Get those legs into the actions as well, and stir up the litter and dirt behind and beneath them, while rustling feathers.


Rolling around, making sure head and neck get immersed in the ant-laden dirt and litter.

“But that’s not the end of the story.  The ants having released their toxic chemical are now fair game to be eaten, and provide some nutrition if a bird eats enough of them. So, as the bird preens its feathers after its ant dust bath, it can safely consume any stray ants it comes across — sort of like a dessert menu item. And this was quite nicely proven in an experiment by two Cornell biologists (in 2009) who observed that Blue Jays ate 90% of the ants that had been relieved of their formic acid, but engaged in anting behavior instead with ants that were intact (containing their sacs of formic acid).” (Backyard Biology, May 5, 2016)

6 thoughts on “Anting turkeys

  1. I had no idea turkeys did this. I’m familiar with anting, because yellow-shafted flickers do it regularly. They will even hold an ant in their beak and “comb” it through their feathers. Such an odd behavior. Even though we know why they do it, one wonders how they learned. And your photos of the turkeys anting like things possessed are great! Wish I could stop by more often, but my time isn’t my own anymore. This one was too good to miss, though. Thanks for sharing today.

    • Aw, thanks. Personally, I think YOU are an inspiration, with all the stunning and interesting photos you take. Obviously, we are two women who are not ready for the rocking chair! And even though I don’t have much time for blog reading and commenting these days, I always, ALWAYS stop to admire your photos when they appear in my Inbox. You’ve really gone some lovely places, and seen some amazing animals. (I’ve gone from my bedroom to the computer, and the only animals I see are my two dachshunds and my four cats. Okay, I do have birds and a few snakes in my yard, but you get my drift.)

      Have a great day! 🙂

  2. I’ve watched the house sparrows roll in the dust at the edge of my garden many times. I assumed they were trying to rid themselves of mites, but didn’t know they needed ants to do it. And there are a lot of ants in my yard.

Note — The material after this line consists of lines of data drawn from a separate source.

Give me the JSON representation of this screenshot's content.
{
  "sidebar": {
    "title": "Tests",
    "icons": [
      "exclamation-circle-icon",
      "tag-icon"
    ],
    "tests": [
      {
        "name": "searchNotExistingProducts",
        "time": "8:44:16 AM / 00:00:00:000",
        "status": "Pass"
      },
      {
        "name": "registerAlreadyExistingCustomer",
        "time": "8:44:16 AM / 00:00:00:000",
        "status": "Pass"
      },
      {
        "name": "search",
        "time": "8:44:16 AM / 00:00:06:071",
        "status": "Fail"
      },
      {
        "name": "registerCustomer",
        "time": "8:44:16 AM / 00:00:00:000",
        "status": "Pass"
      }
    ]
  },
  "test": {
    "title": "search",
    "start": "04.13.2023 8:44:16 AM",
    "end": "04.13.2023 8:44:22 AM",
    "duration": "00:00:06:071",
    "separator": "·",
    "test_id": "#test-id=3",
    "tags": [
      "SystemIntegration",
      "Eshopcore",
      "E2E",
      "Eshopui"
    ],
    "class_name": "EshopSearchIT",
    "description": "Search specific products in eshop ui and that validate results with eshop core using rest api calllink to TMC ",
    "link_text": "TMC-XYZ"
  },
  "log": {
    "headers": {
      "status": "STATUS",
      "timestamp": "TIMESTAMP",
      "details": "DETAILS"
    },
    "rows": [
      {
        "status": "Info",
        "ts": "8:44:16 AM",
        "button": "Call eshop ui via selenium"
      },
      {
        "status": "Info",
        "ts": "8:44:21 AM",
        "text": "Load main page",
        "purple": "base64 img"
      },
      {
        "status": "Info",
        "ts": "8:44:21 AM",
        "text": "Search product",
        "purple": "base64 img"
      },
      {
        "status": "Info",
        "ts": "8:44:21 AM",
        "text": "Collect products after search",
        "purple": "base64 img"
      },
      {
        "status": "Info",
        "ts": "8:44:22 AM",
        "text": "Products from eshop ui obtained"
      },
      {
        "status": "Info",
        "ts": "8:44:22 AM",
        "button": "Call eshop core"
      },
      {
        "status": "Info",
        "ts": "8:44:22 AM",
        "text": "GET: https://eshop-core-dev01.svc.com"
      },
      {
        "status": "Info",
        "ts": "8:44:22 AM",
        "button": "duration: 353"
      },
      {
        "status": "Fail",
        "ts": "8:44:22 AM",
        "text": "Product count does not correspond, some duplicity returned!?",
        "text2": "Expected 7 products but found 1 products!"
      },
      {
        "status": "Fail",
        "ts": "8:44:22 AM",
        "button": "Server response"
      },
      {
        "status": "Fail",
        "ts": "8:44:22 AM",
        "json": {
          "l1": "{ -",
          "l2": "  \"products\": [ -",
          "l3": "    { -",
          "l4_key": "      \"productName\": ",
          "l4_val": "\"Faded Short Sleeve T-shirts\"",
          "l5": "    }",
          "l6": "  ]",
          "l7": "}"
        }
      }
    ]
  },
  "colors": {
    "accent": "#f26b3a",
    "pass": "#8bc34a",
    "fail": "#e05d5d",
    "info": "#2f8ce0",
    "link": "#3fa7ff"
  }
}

    • Yes, those ants certainly prove useful. You would think it would tickle to have them crawling around through the feathers, but some birds actually pick up the ants and place them in their feathers, and then bite the ants to get them to release their formic acid defense spray.

  3. I have heard of birds “anting”, but your photos are really great illustrations of this amazing behaviour. Some species of birds in our garden regularly sun themselves, I must watch out for any anting behaviour too. Thanks for this interesting post.